My question to our government and the media is, “How can we expect them to do what is right, when they have been doing what is wrong for so long? Don’t you think that 2009 is the time to tighten the reign on this unregulated industry and force accountability on mortgage servicers who play a HUGE part in this foreclosure crisis?”
It doesn’t take an economist, journalist, private detective or bank regulator to figure out that mortgage servicers ARE the problem and not actual loan modifications. It’s the servicers who are in control of these toxic loans and are dishing the unaffordable terms to struggling homeowners by the boat load.
Further exasperating the crisis and plundering homeowners deeper into their home debt traps.
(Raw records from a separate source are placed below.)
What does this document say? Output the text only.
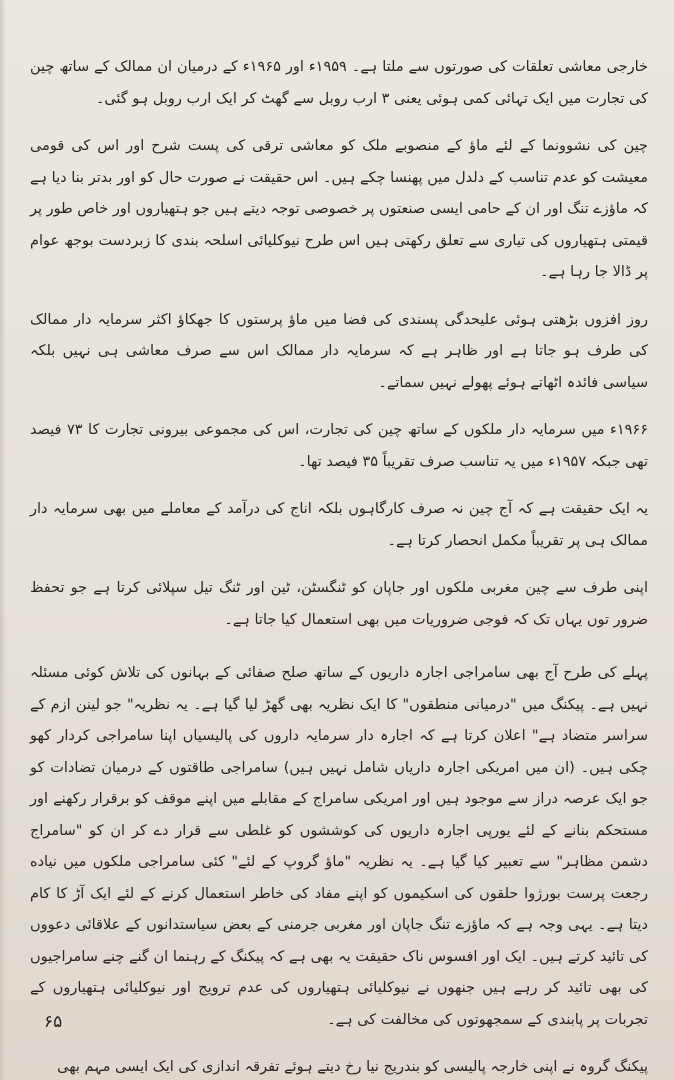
خارجی معاشی تعلقات کی صورتوں سے ملتا ہے۔ ۱۹۵۹ء اور ۱۹۶۵ء کے درمیان ان ممالک کے ساتھ چین کی تجارت میں ایک تہائی کمی ہوئی یعنی ۳ ارب روبل سے گھٹ کر ایک ارب روبل ہو گئی۔

چین کی نشوونما کے لئے ماؤ کے منصوبے ملک کو معاشی ترقی کی پست شرح اور اس کی قومی معیشت کو عدم تناسب کے دلدل میں پھنسا چکے ہیں۔ اس حقیقت نے صورت حال کو اور بدتر بنا دیا ہے کہ ماؤزے تنگ اور ان کے حامی ایسی صنعتوں پر خصوصی توجہ دیتے ہیں جو ہتھیاروں اور خاص طور پر قیمتی ہتھیاروں کی تیاری سے تعلق رکھتی ہیں اس طرح نیوکلیائی اسلحہ بندی کا زبردست بوجھ عوام پر ڈالا جا رہا ہے۔

روز افزوں بڑھتی ہوئی علیحدگی پسندی کی فضا میں ماؤ پرستوں کا جھکاؤ اکثر سرمایہ دار ممالک کی طرف ہو جاتا ہے اور ظاہر ہے کہ سرمایہ دار ممالک اس سے صرف معاشی ہی نہیں بلکہ سیاسی فائدہ اٹھاتے ہوئے پھولے نہیں سماتے۔

۱۹۶۶ء میں سرمایہ دار ملکوں کے ساتھ چین کی تجارت، اس کی مجموعی بیرونی تجارت کا ۷۳ فیصد تھی جبکہ ۱۹۵۷ء میں یہ تناسب صرف تقریباً ۳۵ فیصد تھا۔

یہ ایک حقیقت ہے کہ آج چین نہ صرف کارگاہوں بلکہ اناج کی درآمد کے معاملے میں بھی سرمایہ دار ممالک ہی پر تقریباً مکمل انحصار کرتا ہے۔

اپنی طرف سے چین مغربی ملکوں اور جاپان کو ٹنگسٹن، ٹین اور ٹنگ تیل سپلائی کرتا ہے جو تحفظ ضرور توں یہاں تک کہ فوجی ضروریات میں بھی استعمال کیا جاتا ہے۔

پہلے کی طرح آج بھی سامراجی اجارہ داریوں کے ساتھ صلح صفائی کے بہانوں کی تلاش کوئی مسئلہ نہیں ہے۔ پیکنگ میں "درمیانی منطقوں" کا ایک نظریہ بھی گھڑ لیا گیا ہے۔ یہ نظریہ" جو لینن ازم کے سراسر متضاد ہے" اعلان کرتا ہے کہ اجارہ دار سرمایہ داروں کی پالیسیاں اپنا سامراجی کردار کھو چکی ہیں۔ (ان میں امریکی اجارہ داریاں شامل نہیں ہیں) سامراجی طاقتوں کے درمیان تضادات کو جو ایک عرصہ دراز سے موجود ہیں اور امریکی سامراج کے مقابلے میں اپنے موقف کو برقرار رکھنے اور مستحکم بنانے کے لئے یورپی اجارہ داریوں کی کوششوں کو غلطی سے قرار دے کر ان کو "سامراج دشمن مظاہر" سے تعبیر کیا گیا ہے۔ یہ نظریہ "ماؤ گروپ کے لئے" کئی سامراجی ملکوں میں نیاده رجعت پرست بورژوا حلقوں کی اسکیموں کو اپنے مفاد کی خاطر استعمال کرنے کے لئے ایک آڑ کا کام دیتا ہے۔ یہی وجہ ہے کہ ماؤزے تنگ جاپان اور مغربی جرمنی کے بعض سیاستدانوں کے علاقائی دعووں کی تائید کرتے ہیں۔ ایک اور افسوس ناک حقیقت یہ بھی ہے کہ پیکنگ کے رہنما ان گنے چنے سامراجیوں کی بھی تائید کر رہے ہیں جنھوں نے نیوکلیائی ہتھیاروں کی عدم ترویج اور نیوکلیائی ہتھیاروں کے تجربات پر پابندی کے سمجھوتوں کی مخالفت کی ہے۔

پیکنگ گروہ نے اپنی خارجہ پالیسی کو بندریج نیا رخ دیتے ہوئے تفرقہ اندازی کی ایک ایسی مہم بھی

۶۵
It really takes the men and woman who are actually on the foreclosure front lines, homeowners and housing counselors to support the loan modification truths.
The Wild Wild West Mortgage Servicing Industry: How can loan modifications work when this is reality?
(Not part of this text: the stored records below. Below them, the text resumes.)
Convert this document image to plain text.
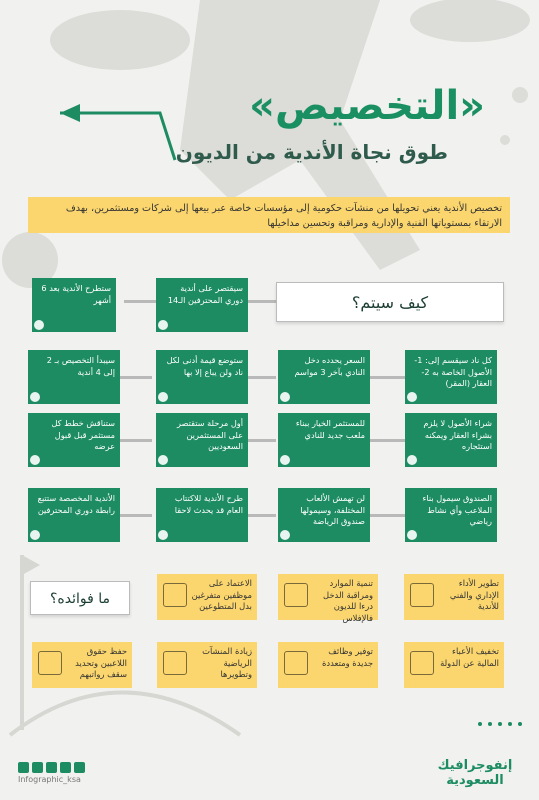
«التخصيص»
طوق نجاة الأندية من الديون
تخصيص الأندية يعني تحويلها من منشآت حكومية إلى مؤسسات خاصة عبر بيعها إلى شركات ومستثمرين، بهدف الارتقاء بمستوياتها الفنية والإدارية ومراقبة وتحسين مداخيلها
كيف سيتم؟
ستطرح الأندية بعد 6 أشهر
سيقتصر على أندية دوري المحترفين الـ14
سيبدأ التخصيص بـ 2 إلى 4 أندية
ستوضع قيمة أدنى لكل ناد ولن يباع إلا بها
السعر يحدده دخل النادي بآخر 3 مواسم
كل ناد سيقسم إلى: 1- الأصول الخاصة به 2- العقار (المقر)
ستناقش خطط كل مستثمر قبل قبول عرضه
أول مرحلة ستقتصر على المستثمرين السعوديين
للمستثمر الخيار ببناء ملعب جديد للنادي
شراء الأصول لا يلزم بشراء العقار ويمكنه استئجاره
الأندية المخصصة ستتبع رابطة دوري المحترفين
طرح الأندية للاكتتاب العام قد يحدث لاحقا
لن تهمش الألعاب المختلفة، وسيمولها صندوق الرياضة
الصندوق سيمول بناء الملاعب وأي نشاط رياضي
ما فوائده؟
الاعتماد على موظفين متفرغين بدل المتطوعين
تنمية الموارد ومراقبة الدخل درءا للديون فالإفلاس
تطوير الأداء الإداري والفني للأندية
حفظ حقوق اللاعبين وتحديد سقف رواتبهم
زيادة المنشآت الرياضية وتطويرها
توفير وظائف جديدة ومتعددة
تخفيف الأعباء المالية عن الدولة
إنفوجرافيك
السعودية
Infographic_ksa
From no loan modification guidelines, no policies, no procedures, not enough staff, rude staff, missing staff, fired staff, lost faxes, lost emails, no return calls, 6-9 month loan modification process and this complaint list can go on and on.
It’s the damn Wild, Wild Loan Modification West out there and the frontier is ruled by the pioneers of the game, lenders and mortgage servicers. You know those guys right? The dudes (banks and lenders) that had a HUGE part in where our economy is now, yeah them!
Yet, I am sure when you applied for your home mortgage, these lenders had procedures to follow, you had one friendly loan officer, no lost faxes, no lost emails, calls were returned promptly, 10-21 day close and you were treated like a rock star. Hell, you may have even got a fruit basket and some wine when you closed your loan.
And when you’re on time, you’re a king, but when you’re late, you are a peasant.
Excuse me, but something seems terribly wrong with this mortgage picture America. So, let me make it clear for you all. Lenders are liars, mortgage servicers suck and our government and media just doesn’t get it!
Disclaimer: Citi Mortgage seems to be only mortgage servicer that I feel is really trying to get loan modifications right.